●° 26.Bölüm °●

35.6K 1.2K 119
                                    

" Peki ne zaman gelecek ? " diye soran Aysima ile Mirza dokuz parmağını gösterdi.

" Bu kadar ay sonra gelecek . " dediğinde Aysima hala düşünüyordu.

" Çok uzun mu ? " dediğin de Arya başını olumlu anlamda salladı.

" Oha yaa ! Ben yine Selimle mi oyun oynucam ! " dedikten sonra kollarını göğsünde birleştirdi. Anne ve babasına küskün bakışlar fırlattı.

°●°●°●°●°●°●°●°●°●°●

Arya'dan devam ; 

Aysima ile biraz daha bebek hakkında konuştuktan sonra onu odasında bırakıp odamıza yöneldik. Ben önde Mirza arkada odaya girdikten sonra kendimi yatağın üzerine bıraktım. Fazlası ile yorucu bir o kadar da güzel bir gündü. Gözlerim kapalı bir şekilde gelecekte oluşacak güzel ailemizi düşünürken üzerime çöken gölge ile gözlerimi araladım. Mirza yüzüme hoş bir tebessüm ile bakıyordu. Ben de ona güzel olduğunu düşündüğüm bir gülümseme gönderdim. 

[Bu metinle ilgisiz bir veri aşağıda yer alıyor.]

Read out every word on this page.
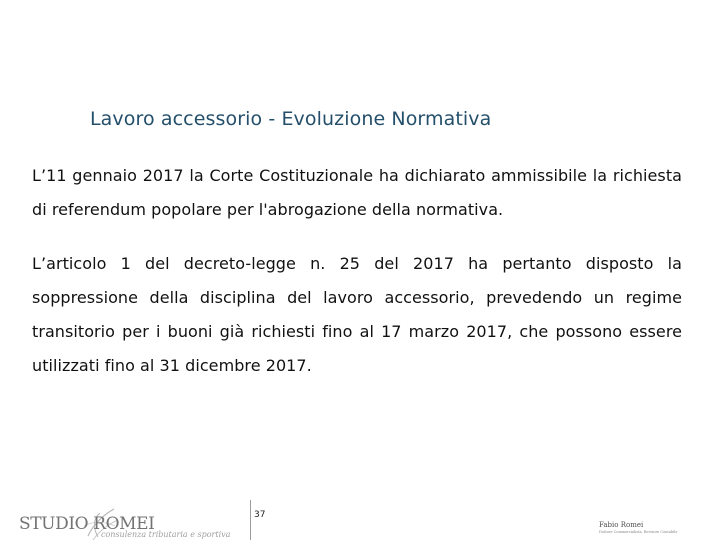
Lavoro accessorio - Evoluzione Normativa

L’11 gennaio 2017 la Corte Costituzionale ha dichiarato ammissibile la richiesta di referendum popolare per l'abrogazione della normativa.

L’articolo 1 del decreto-legge n. 25 del 2017 ha pertanto disposto la soppressione della disciplina del lavoro accessorio, prevedendo un regime transitorio per i buoni già richiesti fino al 17 marzo 2017, che possono essere utilizzati fino al 31 dicembre 2017.

STUDIO ROMEI

consulenza tributaria e sportiva

37

Fabio Romei

Dottore Commercialista, Revisore Contabile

" Arya ? " diye boğuk bir sesle konuştuğun da kıpırdayan dudaklarına baktım. Allah'ım hormonlarım hemen ilk aylarda tavan yapmasın... 

" Efendim ? " diye tek kaşımı kaldırıp sormak istesem de şekilden şekle gireceğim için sade bir şekilde sormayı seçtim. Mirzanın elleri hafif bir şekilde bacağımdan yukarıya doğru sürterek yukarılara doğru çıkıyordu. Nefes nasıl alınıyordu ? Tişörtün ucundan elini içeriye sokarak daha hiç bir belirti göstermeyen karnımı sıcacık eli sarmaladı. 

" Şimdi ; bizim... bize ait bir bebeğimiz mi olacak ? " dediğin de cümledeki tek şey dikkatimi çekmişti. Beni benden alan kelimeye... Bebeğimiz.. Bizim. Mirza ve benim. Bu çok güzel bir duyguydu. Gözlerimin dolmasına engel olamadım. Ya hiç bebek sahibi olamasaydım.. Üzerime kuma gelip de onun çocuklarını görme fikri beni fazlası ile kötü yapardı. Ben dayanamazdım.. Mirza ile şuan da aramda aşk bakımından bir bağ olmasa bile ilerleyen zamanlarda olmayacağı anlamına gelmiyor. Ve ben ne olursa olsun hiç bir şekilde kocamı başka bir kadın ile paylaşamazdım. Allah'a binlerce  şükür  olsun ki bize ait bir bebek vermişti. Bizim bebeğimizi... 

" Evet... Bizim, bize ait bir bebeğimiz var. " dedikten sonra belki bir daha hiç yapmayacağım şeyi yapıp Mirzanın dudaklarına kapandım. Bu adam ne olursa olsun benimdi.  Mirza karşılık vermediği anda ağlama isteğime engel olamayacaktım. Geri çekileceğim vakit karnımda bulunan eli hala karnım da dururken diğer eli ile ensemden tutup dudaklarımı dudaklarına katmak ister gibi, aç bir şekilde karşılık vermeye başladı. Nefes nefese ayrıldığımızda alnını alnıma yasladı. 

" Yarın... Yarın kontrolden sonra bebeğimizi kutlayacağız. Ama kontrolden sonra... " dedikten sonra dudaklarıma bir öpücük daha bırakıp , kendini yan tarafıma attı. Gözlerim günün yorgunluğuna bağlı olarak kapanırken Mirzanın belimden tutup kendine , sert göğsüne yaslayıp boynumdan öpüşünü bilincim kapanmadan önce hatırladığım son şeydi.... 

°●°●°●°●°●°●°●°●°●°● 

Kapının tıklatılması ile uyandığım da belimdeki ağırlık ile bir an korksam da Mirza olduğunu anlamam uzun sürmedi. O kokusu burun deliklerimden içeriye hızlı bir şekilde girip ciğerlerime nüfuz ettiğinde gülümsedim. Kapı bir kez daha tıklatıldığın'da belimde bulunan  kolunu uyanmamasına dikkat ederek yavaş bir şekilde kaldırıp yatağa bıraktım. Fazla yatağı sallamamaya  dikkat ederek ayağa kalkıp üzerimi düzelttim. Kapıyı açtığım da daha önce hiç görmediğim bir genç kız duruyordu. Taş çatlasa 15-17 yaşlarında bir şeydi.